Wendy and Lucy (Kelly Reichardt, USA, 2008)
Wendy and Lucy is a beautiful, moving film. We are lucky to have the opportunity to see a film of this calibre outside of a festival. On the strength of Kelly Reichardt’s sublime Old Joy, I’d been anticipating its release since MIFF nearly a year ago and it doesn’t disappoint.
In a sense, Kelly Reichardt subverts the film-making process. She not only demonstrates that money need not be an obstacle to telling a compelling story, but that there is a story to be told in the most everyday of situations. Wendy and Lucy is the story of a young woman and her dog. En route to Alaska in search of a job, Wendy’s car breaks down and is subsequently separated from her dog, Lucy.
The film captures with great emotional impact, the struggles of Wendy to deal with the situations she finds herself in. Small, seemingly innocuous actions have major ramifications. People can be harsh, indifferent or unexpectedly kind and the film captures the nuances of these different aspects with warmth and compassion for the characters.
Wendy is living on the margins of society. There doesn’t seem to be a whole lot separating her from a lucrative job up north, homelessness, jail or mental illness. For you and I, we may not think twice about say, buying a coffee. For Wendy, however, every penny counts.
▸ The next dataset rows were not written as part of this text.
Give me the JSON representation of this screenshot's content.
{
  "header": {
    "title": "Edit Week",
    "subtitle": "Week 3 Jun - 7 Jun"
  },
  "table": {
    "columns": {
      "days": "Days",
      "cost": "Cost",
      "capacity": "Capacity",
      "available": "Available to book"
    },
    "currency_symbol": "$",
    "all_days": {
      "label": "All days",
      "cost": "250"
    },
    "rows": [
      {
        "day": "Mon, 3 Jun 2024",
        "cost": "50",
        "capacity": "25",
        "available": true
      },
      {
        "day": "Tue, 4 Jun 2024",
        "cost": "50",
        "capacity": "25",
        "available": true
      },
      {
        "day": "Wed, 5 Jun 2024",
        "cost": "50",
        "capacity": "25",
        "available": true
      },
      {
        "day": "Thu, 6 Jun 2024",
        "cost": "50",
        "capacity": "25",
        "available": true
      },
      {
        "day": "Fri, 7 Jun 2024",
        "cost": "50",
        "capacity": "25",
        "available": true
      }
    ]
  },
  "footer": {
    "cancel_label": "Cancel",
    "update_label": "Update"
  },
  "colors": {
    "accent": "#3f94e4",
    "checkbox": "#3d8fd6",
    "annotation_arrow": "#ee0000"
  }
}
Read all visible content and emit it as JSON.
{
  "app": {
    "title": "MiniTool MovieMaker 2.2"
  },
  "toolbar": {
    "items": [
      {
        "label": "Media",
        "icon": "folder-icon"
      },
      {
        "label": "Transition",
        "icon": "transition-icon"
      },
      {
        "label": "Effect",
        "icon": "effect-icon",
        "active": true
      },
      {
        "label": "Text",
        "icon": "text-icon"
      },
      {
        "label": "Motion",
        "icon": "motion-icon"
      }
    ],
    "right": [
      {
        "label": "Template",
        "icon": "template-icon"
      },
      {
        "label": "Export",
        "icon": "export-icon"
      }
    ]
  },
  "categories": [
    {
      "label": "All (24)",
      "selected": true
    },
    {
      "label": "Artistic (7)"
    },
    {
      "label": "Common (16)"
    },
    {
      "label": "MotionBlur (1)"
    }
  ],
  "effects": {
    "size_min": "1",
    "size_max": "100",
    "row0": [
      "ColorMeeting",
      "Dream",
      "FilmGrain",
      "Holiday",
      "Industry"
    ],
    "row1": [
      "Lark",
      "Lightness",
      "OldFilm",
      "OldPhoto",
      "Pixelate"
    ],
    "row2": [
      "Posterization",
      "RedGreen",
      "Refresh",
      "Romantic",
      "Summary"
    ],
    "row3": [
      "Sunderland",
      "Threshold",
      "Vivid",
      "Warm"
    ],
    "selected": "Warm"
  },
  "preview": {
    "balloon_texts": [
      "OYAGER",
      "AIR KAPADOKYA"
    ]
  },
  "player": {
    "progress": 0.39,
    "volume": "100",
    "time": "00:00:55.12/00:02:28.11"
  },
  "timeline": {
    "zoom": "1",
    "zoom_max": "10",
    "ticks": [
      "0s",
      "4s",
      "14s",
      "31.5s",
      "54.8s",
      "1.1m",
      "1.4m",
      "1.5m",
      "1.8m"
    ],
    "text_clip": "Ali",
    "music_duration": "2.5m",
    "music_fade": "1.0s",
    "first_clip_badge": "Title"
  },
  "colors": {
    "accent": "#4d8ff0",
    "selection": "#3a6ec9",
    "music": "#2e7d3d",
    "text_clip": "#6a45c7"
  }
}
Michelle Williams is in virtually every shot and really shines, though there’s nothing grandstanding about her role at all. Rather, it’s a nuanced performance with minimal dialogue, where her increasingly dire situation is deduced by her budgeting notes and unexpected expenses. Walter Dalton performance as a shopping mall security guard is also excellent. As an aside I noticed with some interest that Gabe Nevins, who plays the lead character in Gus Van Sant’s Paranoid Park, has a small incidental role.
The film’s visuals are gorgeous, not dissimilar to Old Joy. As an amateur photographer, I appreciate Kelly’s observational style and framing. She uses static shots frequently, interspersed with tracking shots, a mix that is aesthetically very pleasing and subtly adds to the story-telling.
On a superficial level there’s not a whole lot happening in Wendy and Lucy. Deeper though, there’s much to experience and relish, and words don’t do it justice. It just has to be seen. Highly recommended.
Wendy and Lucy opens this Thursday and is screening exclusively at the Nova.